The cellphone revolution started in my adult lifetime, with those first brick-sized items costing around the price of a decent used car (I’ve definitely spent less than $4,000 on a car in modern money, let alone at 1983 values). Now Burmese farmers can video their revolution, or perhaps oppression, on $20 Androids. Mr. Daimler and Mr. Benz sold an entire 35 of their first car model. It was 30 years before Henry Ford brought the freedom of personal transport to the working man with his Model T. We actually know the day that Queen Elizabeth I gained her first pair of stockings — it’s in her diary. It took the arrival of the Industrial Revolution for every mill girl to have her own.

This is the thing that this strange mixture of capitalism and free markets is observably, empirically excellent at doing: taking those expensive items enjoyed by the rich and making them cheap, cheap, cheap for the mass market.

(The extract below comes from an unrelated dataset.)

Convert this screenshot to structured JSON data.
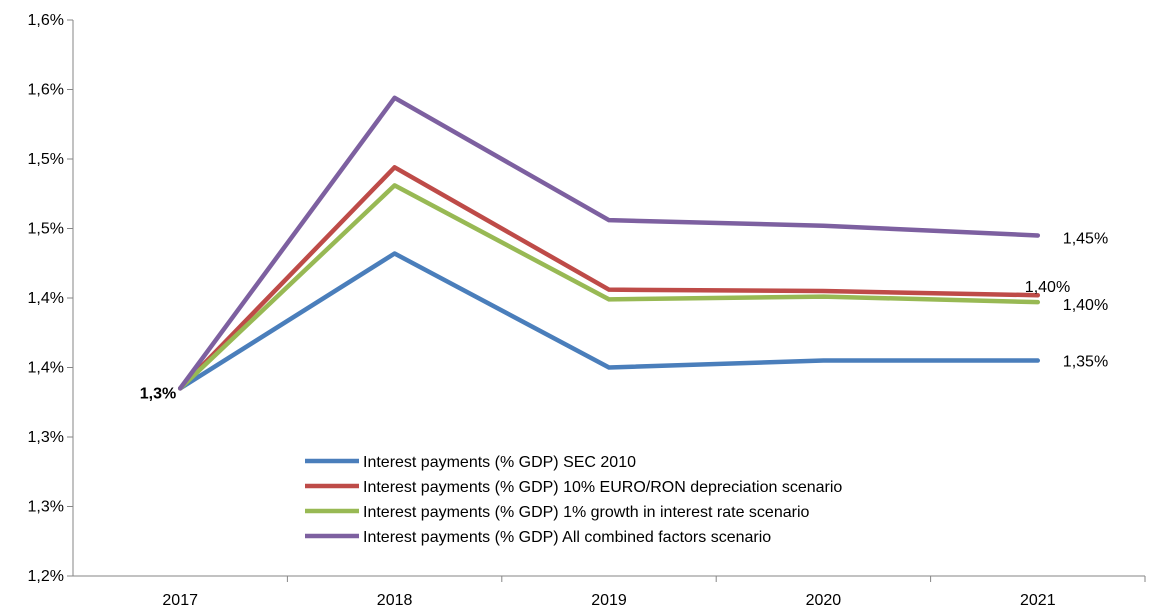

There does need to be that group doing the experimentation though. We need those who have the resources to fritter away on things that might work, might not. It’s possible to argue, as many do, that government should be doing this cost-benefit analysis. But with the evidence, no government has developed marketplaces of cheap cellphones, mass-market cars, or affordable women’s clothing.

One reason we leave Bezos, Elon Musk, Steve Jobs, and Bill Gates, etc., with some goodly portion of the money they’ve made is the entirely practical rationale that, by doing so, we encourage the next generation to have its go. It’s not a matter of justice, equality, equity, or even righteousness. It’s just the simple, hard-headed calculation that by leaving the rich to play with their toys, the system will deliver a richer future for our children. It’s been working for 250 years now. Ending the process, as Warren apparently desires, is not something that future generations would thank us for.